Dima Damen, Hazel Doughty, Giovanni Maria Farinella, Sanja Fidler, Antonino Furnari, Evangelos Kazakos, Davide Moltisanti, Jonathan Munro, Toby Perrett, Will Price, Michael Wray

Since its introduction in 2018, EPIC-KITCHENS has attracted attention as the largest egocentric video benchmark, offering a unique viewpoint on people's interaction with objects, their attention, and even intention. In this paper, we detail how this large-scale dataset was captured by 32 participants in their native kitchen environments, and densely annotated with actions and object interactions. Our videos depict nonscripted daily activities, as recording is started every time a participant entered their kitchen. Recording took place in 4 countries by participants belonging to 10 different nationalities, resulting in highly diverse kitchen habits and cooking styles. Our dataset features 55 hours of video consisting of 11.5M frames, which we densely labelled for a total of 39.6K action segments and 454.2K object bounding boxes.
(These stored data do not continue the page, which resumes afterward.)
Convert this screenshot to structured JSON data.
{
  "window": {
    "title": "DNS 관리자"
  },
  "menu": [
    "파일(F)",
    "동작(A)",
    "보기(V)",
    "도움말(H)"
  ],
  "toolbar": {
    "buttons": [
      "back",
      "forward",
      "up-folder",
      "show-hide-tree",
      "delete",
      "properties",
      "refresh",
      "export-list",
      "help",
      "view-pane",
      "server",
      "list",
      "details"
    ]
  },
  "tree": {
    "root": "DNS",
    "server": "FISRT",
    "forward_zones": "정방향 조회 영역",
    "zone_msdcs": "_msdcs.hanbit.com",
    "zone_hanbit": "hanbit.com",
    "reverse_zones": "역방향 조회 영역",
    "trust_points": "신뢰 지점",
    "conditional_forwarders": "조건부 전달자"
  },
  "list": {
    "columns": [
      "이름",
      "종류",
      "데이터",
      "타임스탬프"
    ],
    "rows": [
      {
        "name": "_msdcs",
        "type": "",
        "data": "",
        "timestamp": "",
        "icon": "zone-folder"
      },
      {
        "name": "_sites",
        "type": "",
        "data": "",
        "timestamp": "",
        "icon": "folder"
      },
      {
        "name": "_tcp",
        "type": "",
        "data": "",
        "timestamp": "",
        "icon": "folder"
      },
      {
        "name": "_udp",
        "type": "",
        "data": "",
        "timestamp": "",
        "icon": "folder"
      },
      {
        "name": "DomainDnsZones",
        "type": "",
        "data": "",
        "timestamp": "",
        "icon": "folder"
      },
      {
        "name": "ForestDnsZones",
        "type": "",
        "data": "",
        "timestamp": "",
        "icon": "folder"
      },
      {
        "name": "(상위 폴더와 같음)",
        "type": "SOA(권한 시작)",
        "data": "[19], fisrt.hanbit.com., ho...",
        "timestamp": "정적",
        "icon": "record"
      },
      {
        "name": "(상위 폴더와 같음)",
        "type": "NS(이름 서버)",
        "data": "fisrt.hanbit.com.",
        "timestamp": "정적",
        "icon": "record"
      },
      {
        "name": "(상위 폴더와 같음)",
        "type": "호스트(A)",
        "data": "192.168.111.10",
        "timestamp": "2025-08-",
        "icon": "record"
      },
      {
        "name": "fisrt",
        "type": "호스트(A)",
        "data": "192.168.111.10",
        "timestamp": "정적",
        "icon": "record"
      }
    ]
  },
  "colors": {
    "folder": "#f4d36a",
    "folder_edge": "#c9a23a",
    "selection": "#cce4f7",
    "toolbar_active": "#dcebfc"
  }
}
Our annotation is unique in that we had the participants narrate their own videos after recording, thus reflecting true intention, and we crowd-sourced ground-truths based on these. We describe our object, action and. anticipation challenges, and evaluate several baselines over two test splits, seen and unseen kitchens. We introduce new baselines that highlight the multimodal nature of the dataset and the importance of explicit temporal modelling to discriminate fine-grained actions e.g. 'closing a tap' from 'opening' it up.